A spokesman for Thames Valley police said: PC Johnson is currently on a career break. These are his personal views and he did not discuss them with anyone before going to the press.
"In America, officers spend weeks learning how to cope with armed incidents. But in Britain, Johnson said, he was never shown how to handle or unload a firearm or told how to respond to an armed robbery. Officers spend more time learning about how to process paperwork than dealing with violent situations. We are trained more like social workers than police officers.
The training I received in Britain in dealing with armed incidents was virtually non-existent. It consisted of a 30-minute lecture from a firearms officer who said: If you see the business end of a gun or anyone holding a gun . . . turn, run and get away as quickly as possible.
That is unbelievable. What is the point of police officers if they are not trained to handle violent situations???? Mind boggling.
It's not 17 times as high, it's 3 times as high - 4.3/100,000 compared to 1.4/100,000.
/sarc
What the US has more people than UK? Math won't stop the news from posting numbers that don't match reality.
British/European methods are superior.
We should always be striving to emulate them.
/sarcasm off.
Stay there and enjoy the culture.
Well they did shoot to death that one guy who was running into the subway who turned out to be innocent.
It is a good policy to not rely upon the whims and charity of others for your own personal survival. Especially when dealing with criminals or government. (I know, I know. That is redundant).
As the article states,PC Johnson!
Ironically, one of the complaints about police I have often heard or read from liberals in the US is that police should be more like social workers.
"STOP! Or I will be forced to say STOP again!"
I always have to ask this question when I see gun death stats: do they include suicides? Fewer guns definitely means fewer gun-related suicides (although not necessarily fewer suicides) and they are often reported with the murders.
Also, IIRC, during the whole IRA problem Britain wasn't reporting IRA killings with their gun death statistics.
Go back and read the top. This was posted in the UK Times. It probably won't see daylight in the American press.
Hence the comparison to the American MSM.
You are correct.
According to our courts it is not the responsibility of the police to protect individual citizens besides which it is physically impossible for them to do so.
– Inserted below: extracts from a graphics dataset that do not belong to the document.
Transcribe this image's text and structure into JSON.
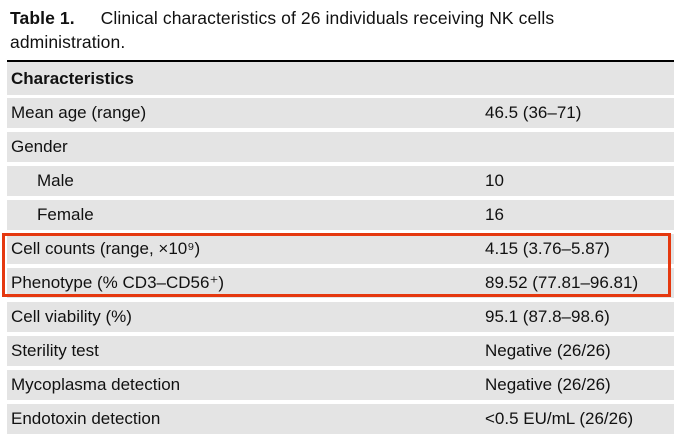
{
  "caption": {
    "label": "Table 1.",
    "line1": "Clinical characteristics of 26 individuals receiving NK cells",
    "line2": "administration."
  },
  "table": {
    "header": "Characteristics",
    "rows": [
      {
        "label": "Mean age (range)",
        "value": "46.5 (36–71)",
        "indent": false,
        "highlighted": false
      },
      {
        "label": "Gender",
        "value": "",
        "indent": false,
        "highlighted": false
      },
      {
        "label": "Male",
        "value": "10",
        "indent": true,
        "highlighted": false
      },
      {
        "label": "Female",
        "value": "16",
        "indent": true,
        "highlighted": false
      },
      {
        "label": "Cell counts (range, ×10⁹)",
        "value": "4.15 (3.76–5.87)",
        "indent": false,
        "highlighted": true
      },
      {
        "label": "Phenotype (% CD3–CD56⁺)",
        "value": "89.52 (77.81–96.81)",
        "indent": false,
        "highlighted": true
      },
      {
        "label": "Cell viability (%)",
        "value": "95.1 (87.8–98.6)",
        "indent": false,
        "highlighted": false
      },
      {
        "label": "Sterility test",
        "value": "Negative (26/26)",
        "indent": false,
        "highlighted": false
      },
      {
        "label": "Mycoplasma detection",
        "value": "Negative (26/26)",
        "indent": false,
        "highlighted": false
      },
      {
        "label": "Endotoxin detection",
        "value": "<0.5 EU/mL (26/26)",
        "indent": false,
        "highlighted": false
      }
    ]
  },
  "colors": {
    "row_background": "#e4e4e4",
    "text": "#111111",
    "top_rule": "#000000",
    "highlight_border": "#e5380f"
  }
}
Their job is to arrest the one who has just, robbed, attacked or killed you and/or yours so they can exercise all those rights they just denied you.
The person who is responsible for your safety in the home, at work, and in the streets of the everyday world is you, period.
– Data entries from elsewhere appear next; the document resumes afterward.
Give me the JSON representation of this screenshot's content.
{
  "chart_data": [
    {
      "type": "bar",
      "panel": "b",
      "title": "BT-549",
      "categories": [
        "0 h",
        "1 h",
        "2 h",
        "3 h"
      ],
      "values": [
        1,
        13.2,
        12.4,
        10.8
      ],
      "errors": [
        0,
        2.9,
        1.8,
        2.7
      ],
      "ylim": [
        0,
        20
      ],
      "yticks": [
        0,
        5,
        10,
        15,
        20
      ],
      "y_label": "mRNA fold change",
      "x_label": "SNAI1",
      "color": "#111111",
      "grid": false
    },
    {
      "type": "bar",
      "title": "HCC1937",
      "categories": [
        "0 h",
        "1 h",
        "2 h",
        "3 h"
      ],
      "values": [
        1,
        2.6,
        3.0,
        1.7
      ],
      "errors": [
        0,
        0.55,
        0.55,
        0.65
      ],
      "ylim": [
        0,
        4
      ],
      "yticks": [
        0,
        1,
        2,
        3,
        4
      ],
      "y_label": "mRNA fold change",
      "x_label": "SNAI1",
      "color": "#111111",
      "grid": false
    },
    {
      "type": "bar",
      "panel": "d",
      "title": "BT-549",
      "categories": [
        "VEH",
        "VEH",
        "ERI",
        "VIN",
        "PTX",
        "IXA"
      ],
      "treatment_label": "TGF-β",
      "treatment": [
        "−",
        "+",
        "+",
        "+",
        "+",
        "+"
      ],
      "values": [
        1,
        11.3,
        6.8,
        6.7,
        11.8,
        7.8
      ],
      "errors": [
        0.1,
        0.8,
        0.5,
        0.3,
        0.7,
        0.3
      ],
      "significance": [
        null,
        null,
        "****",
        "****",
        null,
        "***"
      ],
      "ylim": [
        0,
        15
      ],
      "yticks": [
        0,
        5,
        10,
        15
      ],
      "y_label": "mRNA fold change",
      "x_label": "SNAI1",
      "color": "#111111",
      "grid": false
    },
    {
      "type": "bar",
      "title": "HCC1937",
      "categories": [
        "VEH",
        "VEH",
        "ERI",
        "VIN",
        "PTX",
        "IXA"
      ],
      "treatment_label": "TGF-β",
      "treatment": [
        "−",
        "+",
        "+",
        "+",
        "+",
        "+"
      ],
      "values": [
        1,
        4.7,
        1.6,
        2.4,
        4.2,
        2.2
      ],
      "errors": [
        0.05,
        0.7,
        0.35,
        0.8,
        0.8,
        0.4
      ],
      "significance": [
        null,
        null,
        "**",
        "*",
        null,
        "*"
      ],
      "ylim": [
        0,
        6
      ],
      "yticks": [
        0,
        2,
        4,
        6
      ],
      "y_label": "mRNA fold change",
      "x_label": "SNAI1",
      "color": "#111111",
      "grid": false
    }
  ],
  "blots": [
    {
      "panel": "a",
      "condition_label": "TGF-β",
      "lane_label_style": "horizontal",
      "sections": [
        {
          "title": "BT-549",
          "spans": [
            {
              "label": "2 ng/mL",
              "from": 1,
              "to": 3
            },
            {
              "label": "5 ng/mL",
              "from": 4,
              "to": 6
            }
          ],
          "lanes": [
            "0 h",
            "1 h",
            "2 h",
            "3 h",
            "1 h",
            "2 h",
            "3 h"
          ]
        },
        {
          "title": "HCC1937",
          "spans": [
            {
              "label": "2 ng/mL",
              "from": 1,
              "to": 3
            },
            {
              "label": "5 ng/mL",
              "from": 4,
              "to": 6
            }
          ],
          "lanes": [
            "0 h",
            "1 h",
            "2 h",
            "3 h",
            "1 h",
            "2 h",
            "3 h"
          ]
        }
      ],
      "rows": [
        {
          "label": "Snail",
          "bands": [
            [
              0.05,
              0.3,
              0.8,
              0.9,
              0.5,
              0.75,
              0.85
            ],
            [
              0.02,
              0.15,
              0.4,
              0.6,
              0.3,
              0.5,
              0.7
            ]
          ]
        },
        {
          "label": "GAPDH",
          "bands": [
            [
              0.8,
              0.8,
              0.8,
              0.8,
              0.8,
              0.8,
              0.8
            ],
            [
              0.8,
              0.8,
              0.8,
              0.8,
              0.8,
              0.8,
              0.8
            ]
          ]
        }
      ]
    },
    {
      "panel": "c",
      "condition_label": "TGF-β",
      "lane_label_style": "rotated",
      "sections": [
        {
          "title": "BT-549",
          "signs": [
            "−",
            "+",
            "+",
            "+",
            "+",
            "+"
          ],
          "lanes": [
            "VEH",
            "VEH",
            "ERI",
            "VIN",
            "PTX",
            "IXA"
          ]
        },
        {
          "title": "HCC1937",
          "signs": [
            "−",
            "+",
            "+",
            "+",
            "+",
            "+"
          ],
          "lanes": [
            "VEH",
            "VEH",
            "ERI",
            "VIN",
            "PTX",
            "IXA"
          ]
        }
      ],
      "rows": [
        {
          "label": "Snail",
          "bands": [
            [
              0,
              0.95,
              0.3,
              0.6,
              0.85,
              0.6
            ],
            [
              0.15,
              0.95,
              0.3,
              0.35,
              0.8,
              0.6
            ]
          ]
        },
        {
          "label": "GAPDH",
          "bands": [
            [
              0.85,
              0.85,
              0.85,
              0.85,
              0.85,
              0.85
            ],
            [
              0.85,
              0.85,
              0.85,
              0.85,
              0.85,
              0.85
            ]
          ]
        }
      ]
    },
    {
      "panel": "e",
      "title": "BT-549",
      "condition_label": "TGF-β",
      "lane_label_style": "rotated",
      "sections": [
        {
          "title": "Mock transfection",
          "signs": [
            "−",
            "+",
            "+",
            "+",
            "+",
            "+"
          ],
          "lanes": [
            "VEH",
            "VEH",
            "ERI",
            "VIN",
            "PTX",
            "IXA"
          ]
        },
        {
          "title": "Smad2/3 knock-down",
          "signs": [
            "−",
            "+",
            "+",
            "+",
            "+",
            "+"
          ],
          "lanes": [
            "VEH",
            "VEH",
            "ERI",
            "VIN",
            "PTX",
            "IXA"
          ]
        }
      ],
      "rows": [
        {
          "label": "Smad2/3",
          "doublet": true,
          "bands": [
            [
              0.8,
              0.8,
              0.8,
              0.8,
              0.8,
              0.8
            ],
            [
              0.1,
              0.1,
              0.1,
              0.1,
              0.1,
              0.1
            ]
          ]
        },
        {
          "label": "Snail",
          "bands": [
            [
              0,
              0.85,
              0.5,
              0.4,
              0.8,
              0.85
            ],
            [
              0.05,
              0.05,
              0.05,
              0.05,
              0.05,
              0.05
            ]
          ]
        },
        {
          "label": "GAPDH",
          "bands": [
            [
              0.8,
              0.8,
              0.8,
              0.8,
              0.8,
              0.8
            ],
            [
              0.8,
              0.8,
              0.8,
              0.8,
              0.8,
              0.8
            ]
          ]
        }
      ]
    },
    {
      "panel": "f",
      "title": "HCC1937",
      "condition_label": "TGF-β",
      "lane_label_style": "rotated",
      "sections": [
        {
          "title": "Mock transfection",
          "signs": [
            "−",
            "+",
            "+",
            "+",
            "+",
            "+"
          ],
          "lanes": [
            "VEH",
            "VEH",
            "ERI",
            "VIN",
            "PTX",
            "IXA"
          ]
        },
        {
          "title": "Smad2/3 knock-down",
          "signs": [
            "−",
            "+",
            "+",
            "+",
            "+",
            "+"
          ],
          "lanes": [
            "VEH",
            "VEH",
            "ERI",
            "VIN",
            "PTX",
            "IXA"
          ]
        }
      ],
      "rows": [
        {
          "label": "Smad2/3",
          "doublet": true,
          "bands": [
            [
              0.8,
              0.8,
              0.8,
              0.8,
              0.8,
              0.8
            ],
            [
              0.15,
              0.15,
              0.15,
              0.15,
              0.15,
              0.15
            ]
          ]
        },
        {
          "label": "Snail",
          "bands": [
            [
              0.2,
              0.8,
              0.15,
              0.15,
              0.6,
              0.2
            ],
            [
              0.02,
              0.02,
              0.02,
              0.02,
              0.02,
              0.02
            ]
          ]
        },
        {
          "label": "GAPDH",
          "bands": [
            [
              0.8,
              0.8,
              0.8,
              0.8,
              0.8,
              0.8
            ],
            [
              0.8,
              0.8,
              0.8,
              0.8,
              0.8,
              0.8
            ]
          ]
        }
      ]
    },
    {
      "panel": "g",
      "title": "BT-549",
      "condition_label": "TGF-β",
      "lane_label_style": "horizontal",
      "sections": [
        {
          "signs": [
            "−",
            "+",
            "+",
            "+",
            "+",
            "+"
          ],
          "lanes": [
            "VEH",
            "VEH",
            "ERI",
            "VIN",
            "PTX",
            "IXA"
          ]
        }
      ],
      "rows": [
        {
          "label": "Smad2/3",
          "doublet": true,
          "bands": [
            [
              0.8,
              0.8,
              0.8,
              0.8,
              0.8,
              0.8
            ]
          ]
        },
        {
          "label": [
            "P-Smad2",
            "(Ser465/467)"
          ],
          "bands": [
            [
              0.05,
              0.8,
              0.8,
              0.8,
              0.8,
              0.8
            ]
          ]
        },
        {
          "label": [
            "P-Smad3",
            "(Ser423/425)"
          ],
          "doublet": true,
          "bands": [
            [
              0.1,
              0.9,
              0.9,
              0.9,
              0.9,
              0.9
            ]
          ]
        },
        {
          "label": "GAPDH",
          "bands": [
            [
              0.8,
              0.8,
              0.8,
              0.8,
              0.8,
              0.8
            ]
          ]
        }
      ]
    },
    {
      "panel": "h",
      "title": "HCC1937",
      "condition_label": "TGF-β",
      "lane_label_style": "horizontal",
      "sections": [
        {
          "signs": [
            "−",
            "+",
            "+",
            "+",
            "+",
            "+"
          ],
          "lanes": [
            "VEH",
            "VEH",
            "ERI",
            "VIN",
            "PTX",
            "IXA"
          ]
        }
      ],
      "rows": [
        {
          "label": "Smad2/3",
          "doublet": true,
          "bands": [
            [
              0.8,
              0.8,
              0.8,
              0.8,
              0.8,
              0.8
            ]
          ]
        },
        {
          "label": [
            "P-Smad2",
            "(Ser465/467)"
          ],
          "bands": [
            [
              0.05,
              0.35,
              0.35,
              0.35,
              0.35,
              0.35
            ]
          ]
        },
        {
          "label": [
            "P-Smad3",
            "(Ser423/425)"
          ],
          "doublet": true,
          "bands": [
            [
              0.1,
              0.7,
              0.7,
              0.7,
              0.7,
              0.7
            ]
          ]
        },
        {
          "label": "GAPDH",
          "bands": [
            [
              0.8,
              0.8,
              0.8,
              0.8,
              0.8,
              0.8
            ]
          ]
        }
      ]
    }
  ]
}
The founding fathers knew the most important right was the right to life and it is why they insisted on you having the right to it and the tools necessary to defend it.
After seeing your sparring with others on the subway search thread I did a search on your comments. I must say I like your kung fu. We need more advocates for freedom around here (and just about everywhere else). There are far to many jackboot lickers on FR.
What a sissy, wanting a gun to defend himself.
I've known 4 people that relocated to the UK in the past 15 years or so. All have since moved back to America.